In all cases, the VFIO_DEVICE_BIND_IOMMUFD kernel ioctl returns ENODEV for this specific Blackwell GB203 device.




What Works (For Reference)​


Multiple community members confirm RTX 5000 series passthrough works on PVE 8.x with kernel 6.8. See these threads for reference:





Bug Report Filed​


I've filed a bug report with Proxmox:https://bugzilla.proxmox.com/show_bug.cgi?id=7374


The report proposes that qemu-server needs to generate iommufd-aware QEMU arguments on kernels with CONFIG_VFIO_DEVICE_CDEV=y, and that there may also be a kernel-level issue with VFIO_DEVICE_BIND_IOMMUFD and Blackwell PCIe Legacy Endpoint devices specifically.
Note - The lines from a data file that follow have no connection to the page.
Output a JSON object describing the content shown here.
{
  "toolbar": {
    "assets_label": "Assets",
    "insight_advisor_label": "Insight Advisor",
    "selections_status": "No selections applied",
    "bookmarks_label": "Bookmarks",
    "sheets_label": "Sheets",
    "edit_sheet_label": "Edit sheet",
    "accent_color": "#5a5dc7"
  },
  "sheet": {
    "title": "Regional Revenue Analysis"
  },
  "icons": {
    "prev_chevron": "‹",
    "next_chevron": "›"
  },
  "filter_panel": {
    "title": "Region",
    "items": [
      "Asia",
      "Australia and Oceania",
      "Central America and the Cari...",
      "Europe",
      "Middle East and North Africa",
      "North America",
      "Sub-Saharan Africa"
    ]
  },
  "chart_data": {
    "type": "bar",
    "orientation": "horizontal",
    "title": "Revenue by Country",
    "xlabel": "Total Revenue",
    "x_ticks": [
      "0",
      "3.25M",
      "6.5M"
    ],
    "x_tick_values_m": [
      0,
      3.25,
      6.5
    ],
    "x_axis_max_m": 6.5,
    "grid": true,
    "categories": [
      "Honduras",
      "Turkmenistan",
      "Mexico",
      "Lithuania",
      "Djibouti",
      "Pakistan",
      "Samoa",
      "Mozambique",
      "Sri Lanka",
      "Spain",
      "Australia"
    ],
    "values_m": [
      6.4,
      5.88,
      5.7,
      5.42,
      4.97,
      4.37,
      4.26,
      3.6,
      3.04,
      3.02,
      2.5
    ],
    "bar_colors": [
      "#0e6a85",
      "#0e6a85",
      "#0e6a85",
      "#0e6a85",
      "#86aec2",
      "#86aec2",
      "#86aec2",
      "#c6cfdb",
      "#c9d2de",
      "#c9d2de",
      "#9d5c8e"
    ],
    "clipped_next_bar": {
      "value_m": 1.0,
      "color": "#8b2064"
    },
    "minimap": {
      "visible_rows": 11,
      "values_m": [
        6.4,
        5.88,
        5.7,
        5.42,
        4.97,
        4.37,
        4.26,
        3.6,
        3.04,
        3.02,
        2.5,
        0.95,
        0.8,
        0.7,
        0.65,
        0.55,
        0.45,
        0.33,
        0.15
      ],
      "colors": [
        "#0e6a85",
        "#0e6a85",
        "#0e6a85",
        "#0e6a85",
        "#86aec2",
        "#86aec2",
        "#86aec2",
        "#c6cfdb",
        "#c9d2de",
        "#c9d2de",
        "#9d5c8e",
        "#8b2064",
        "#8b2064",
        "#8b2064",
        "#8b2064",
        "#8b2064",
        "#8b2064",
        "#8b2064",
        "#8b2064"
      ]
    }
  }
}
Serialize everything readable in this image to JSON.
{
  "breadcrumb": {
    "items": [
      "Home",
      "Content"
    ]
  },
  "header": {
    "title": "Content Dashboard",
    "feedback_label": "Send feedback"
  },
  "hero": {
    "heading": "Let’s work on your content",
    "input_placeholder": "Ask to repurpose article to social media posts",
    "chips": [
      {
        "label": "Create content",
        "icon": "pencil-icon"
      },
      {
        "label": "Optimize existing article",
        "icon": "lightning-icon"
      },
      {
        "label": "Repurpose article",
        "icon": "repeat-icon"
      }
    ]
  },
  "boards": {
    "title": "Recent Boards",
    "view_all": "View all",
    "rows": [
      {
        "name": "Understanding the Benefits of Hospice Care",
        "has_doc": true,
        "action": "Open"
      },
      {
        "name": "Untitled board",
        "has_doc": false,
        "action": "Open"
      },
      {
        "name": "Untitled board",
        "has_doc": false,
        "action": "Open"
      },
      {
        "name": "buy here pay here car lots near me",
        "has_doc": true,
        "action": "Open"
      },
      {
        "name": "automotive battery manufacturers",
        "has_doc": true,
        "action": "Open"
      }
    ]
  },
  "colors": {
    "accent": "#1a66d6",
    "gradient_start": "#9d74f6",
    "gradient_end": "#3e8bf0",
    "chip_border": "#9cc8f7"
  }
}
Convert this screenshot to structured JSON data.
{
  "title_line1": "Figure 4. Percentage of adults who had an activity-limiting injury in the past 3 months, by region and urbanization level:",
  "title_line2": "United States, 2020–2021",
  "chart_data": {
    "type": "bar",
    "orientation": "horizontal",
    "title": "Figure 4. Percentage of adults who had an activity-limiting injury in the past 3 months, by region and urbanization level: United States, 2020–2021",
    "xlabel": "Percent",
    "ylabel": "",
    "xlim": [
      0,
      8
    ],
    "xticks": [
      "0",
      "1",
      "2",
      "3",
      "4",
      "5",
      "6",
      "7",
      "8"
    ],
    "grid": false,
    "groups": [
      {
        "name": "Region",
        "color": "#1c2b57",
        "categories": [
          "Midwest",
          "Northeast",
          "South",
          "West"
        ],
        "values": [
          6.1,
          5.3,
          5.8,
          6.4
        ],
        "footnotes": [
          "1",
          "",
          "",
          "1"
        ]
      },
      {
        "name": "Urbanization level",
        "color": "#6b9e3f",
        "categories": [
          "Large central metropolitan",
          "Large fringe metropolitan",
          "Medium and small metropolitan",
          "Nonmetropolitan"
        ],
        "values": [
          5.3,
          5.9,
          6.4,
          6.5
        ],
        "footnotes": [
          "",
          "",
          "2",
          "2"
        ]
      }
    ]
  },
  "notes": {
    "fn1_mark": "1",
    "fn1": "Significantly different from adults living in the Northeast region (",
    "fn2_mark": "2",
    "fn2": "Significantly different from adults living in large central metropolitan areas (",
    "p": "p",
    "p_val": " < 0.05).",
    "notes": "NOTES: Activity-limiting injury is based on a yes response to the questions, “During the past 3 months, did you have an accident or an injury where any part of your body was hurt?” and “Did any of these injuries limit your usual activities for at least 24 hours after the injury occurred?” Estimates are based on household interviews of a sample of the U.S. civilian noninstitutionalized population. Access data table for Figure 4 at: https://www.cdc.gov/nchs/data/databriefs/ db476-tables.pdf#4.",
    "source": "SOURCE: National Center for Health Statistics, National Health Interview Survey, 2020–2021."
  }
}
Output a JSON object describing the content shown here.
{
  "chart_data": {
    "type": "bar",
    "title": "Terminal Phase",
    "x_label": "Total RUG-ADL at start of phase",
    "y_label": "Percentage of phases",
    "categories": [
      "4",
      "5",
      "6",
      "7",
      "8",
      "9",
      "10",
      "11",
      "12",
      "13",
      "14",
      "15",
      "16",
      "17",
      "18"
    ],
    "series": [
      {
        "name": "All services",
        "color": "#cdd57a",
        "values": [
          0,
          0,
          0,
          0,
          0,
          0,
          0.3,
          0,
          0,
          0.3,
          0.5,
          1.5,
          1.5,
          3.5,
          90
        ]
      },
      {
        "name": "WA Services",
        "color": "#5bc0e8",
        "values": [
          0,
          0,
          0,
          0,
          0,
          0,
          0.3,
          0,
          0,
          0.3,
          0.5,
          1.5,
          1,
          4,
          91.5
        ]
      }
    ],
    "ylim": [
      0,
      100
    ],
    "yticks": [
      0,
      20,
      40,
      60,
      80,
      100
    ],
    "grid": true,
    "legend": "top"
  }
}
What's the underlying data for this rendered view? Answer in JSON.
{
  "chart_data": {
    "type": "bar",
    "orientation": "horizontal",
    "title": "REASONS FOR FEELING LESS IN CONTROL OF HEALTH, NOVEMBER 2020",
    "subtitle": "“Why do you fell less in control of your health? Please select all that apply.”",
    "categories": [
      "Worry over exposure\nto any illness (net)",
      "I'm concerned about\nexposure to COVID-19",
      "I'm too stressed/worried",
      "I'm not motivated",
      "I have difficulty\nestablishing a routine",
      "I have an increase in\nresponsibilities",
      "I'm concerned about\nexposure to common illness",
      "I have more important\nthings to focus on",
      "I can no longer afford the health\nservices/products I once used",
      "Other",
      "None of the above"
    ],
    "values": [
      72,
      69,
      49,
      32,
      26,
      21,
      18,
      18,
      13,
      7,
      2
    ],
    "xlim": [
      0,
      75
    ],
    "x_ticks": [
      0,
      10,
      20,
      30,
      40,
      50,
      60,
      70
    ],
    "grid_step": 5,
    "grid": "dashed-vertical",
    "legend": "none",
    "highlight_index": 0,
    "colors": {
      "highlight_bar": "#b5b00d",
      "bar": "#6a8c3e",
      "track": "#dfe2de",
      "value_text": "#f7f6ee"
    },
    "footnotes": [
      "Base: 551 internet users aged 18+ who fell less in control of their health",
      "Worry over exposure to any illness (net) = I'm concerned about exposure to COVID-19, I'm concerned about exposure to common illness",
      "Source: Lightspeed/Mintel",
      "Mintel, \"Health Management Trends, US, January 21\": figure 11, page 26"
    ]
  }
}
Questions for the Community​


  1. Has anyone successfully passed through an RTX 5080 (or any RTX 5000 series card) on PVE 9.1 specifically? If so, what kernel and configuration did you use?
  2. Has anyone compiled a custom PVE kernel with CONFIG_VFIO_DEVICE_CDEV=n and tested whether that resolves it?
  3. Is there a supported way to install an older PVE kernel (e.g. 6.8) alongside 6.17 on PVE 9.1 to test?
  4. Has anyone found a working iommufd-based QEMU argument syntax that gets past the VFIO_DEVICE_BIND_IOMMUFD ENODEV failure for Blackwell?

Any help, pointers, or working configurations would be greatly appreciated. Happy to provide any additional diagnostic output needed.


Thanks!
 
kernel 6.17 changed ... something!
chatbots suggest that this was "Unity Map" for whatever that's worth.
The hint for me was "Firmware has requested this device have a 1:1 IOMMU mapping" in journalctl -k

We have similar Gigabyte boards (mine is AMD though) and the correct setting was hidden.
BIOS >> Settings / AMD CBS / NBIO Common Options /
I had to change IOMMU from Automatic to Enabled
which then revealed
- "Kernel DMA Protection Indicator" which I changed to Disabled
and
- "Pre-boot DMA Protection" which i left Enabled

i'm worried that I just overrode an important kernel level 1:1 IOMMU mapping security feature, but at least in my mental map of what IOMMU needs to do, I think 1:1 IOMMU is probably incompatible with VFIO as a concept...
 
I faced with an issue as well on the kernel 6.17 and NVIDIA A100. So, I really believe there are a lot of significant changes in the kernel 6.17 for virtualization of GPU.
My idea to revert to kernel 6.8 or 6.14 for now.
In case there are no real use cases to use 6.17.
Even on my home PC I noticed problems with GPU in wine which decrease the performance in Linux mint. So, I would step back from the kernel 6.17 it is not looking good for now to me.